Segundo ele, começar a ser dependente químico, “é fácil, principalmente se a pessoa já nasce com a predisposição”. Mas, conforme o médico, existem também outros fatores, “sociais, econômicos, familiares, hereditários, liberdade em excesso, preço, oferta, aceitação dentro do grupo, inibição, dificuldade de lidar com as frustrações”. É necessário que as famílias tenham consciência de que existe uma fase da vida em que a pessoa está mais propícia a entrar neste mundo. “É, principalmente, na fase da adolescência, que o indivíduo se encontra mais exposto à possibilidade de ‘experimentar’ algum tipo de droga, inclusive a consumir bebida alcoólica, às vezes, até na própria família, um verdadeiro absurdo”.
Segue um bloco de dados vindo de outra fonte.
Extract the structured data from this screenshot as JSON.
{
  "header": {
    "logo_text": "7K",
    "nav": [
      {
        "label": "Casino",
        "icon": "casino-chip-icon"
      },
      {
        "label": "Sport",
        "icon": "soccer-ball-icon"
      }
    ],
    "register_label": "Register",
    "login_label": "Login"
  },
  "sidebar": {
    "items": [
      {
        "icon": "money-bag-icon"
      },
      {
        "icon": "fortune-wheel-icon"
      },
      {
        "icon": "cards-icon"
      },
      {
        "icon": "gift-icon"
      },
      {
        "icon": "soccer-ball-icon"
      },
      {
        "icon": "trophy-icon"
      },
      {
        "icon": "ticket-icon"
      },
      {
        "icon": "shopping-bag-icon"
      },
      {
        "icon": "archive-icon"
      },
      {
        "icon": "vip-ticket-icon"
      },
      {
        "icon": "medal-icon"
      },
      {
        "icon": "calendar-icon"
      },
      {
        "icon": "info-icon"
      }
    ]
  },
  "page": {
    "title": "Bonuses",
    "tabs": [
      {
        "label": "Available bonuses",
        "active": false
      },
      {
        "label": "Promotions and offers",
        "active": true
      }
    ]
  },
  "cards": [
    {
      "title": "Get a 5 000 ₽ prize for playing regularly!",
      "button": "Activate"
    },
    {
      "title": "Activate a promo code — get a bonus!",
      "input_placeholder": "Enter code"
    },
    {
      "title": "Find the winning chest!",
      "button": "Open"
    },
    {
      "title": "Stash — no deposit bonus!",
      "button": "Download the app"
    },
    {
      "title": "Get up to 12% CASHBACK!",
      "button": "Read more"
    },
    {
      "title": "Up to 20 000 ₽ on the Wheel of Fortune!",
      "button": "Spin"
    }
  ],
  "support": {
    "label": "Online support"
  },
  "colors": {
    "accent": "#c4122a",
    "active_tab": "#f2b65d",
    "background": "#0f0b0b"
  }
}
Para o responsável pela Fazenda da Esperança (presente em 10 países), César Garcia, o que falta, atualmente, nas famílias é o tempo para o diálogo entre pais e filhos. “Um tempo para brincar com o filho, conversar, comer junto já é um passo para evitar o contato com as drogas. Já a ausência dos pais, as brigas nos lares levam à revolta e o filho vai buscar os incentivos dados pelo mundo”.
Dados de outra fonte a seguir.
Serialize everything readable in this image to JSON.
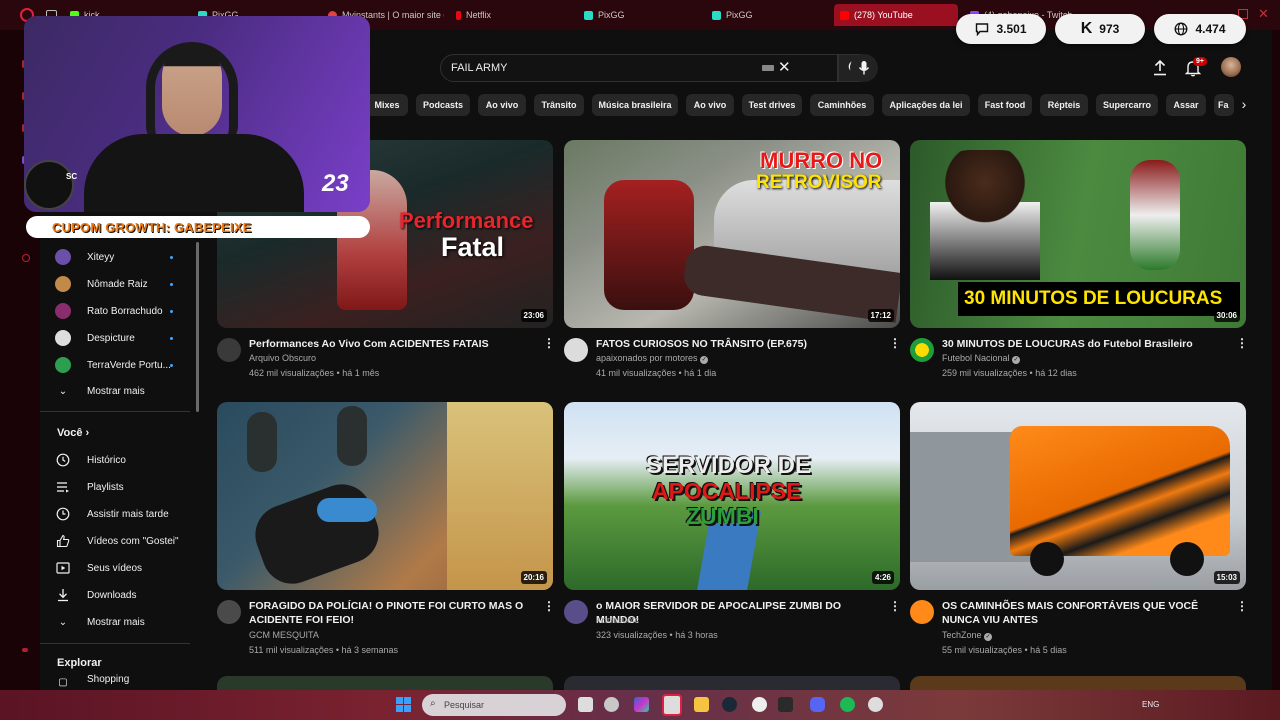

Entrar é fácil, o difícil é conseguir a recuperação dos dependentes. O primeiro passo para isso é a pessoa querer se “curar”. Osmar Diógenes explicou que “o primeiro passo é parar de usar qualquer tipo de droga. Daí vem uma fase difícil que é a abstinência, na qual o sofrimento, por conta da falta da droga, é realmente cruel. Nesse momento, a pessoa fica mais instável emocionalmente, irritada, intolerante, grosseira, infeliz. O apoio da comunidade, da equipe terapêutica é fundamental. É importante saber que ele não está só. Tem muita gente que o ama, tem uma família torcendo por ele. Somos felizes de participar de inúmeros casos de reconstrução familiar, de testemunhar pessoas voltando a estudar, a trabalhar, a viver em paz com sobriedade e serenidade”. Para ele, “é bom ver pessoas que, com a nossa orientação, encontraram uma nova maneira de viver”.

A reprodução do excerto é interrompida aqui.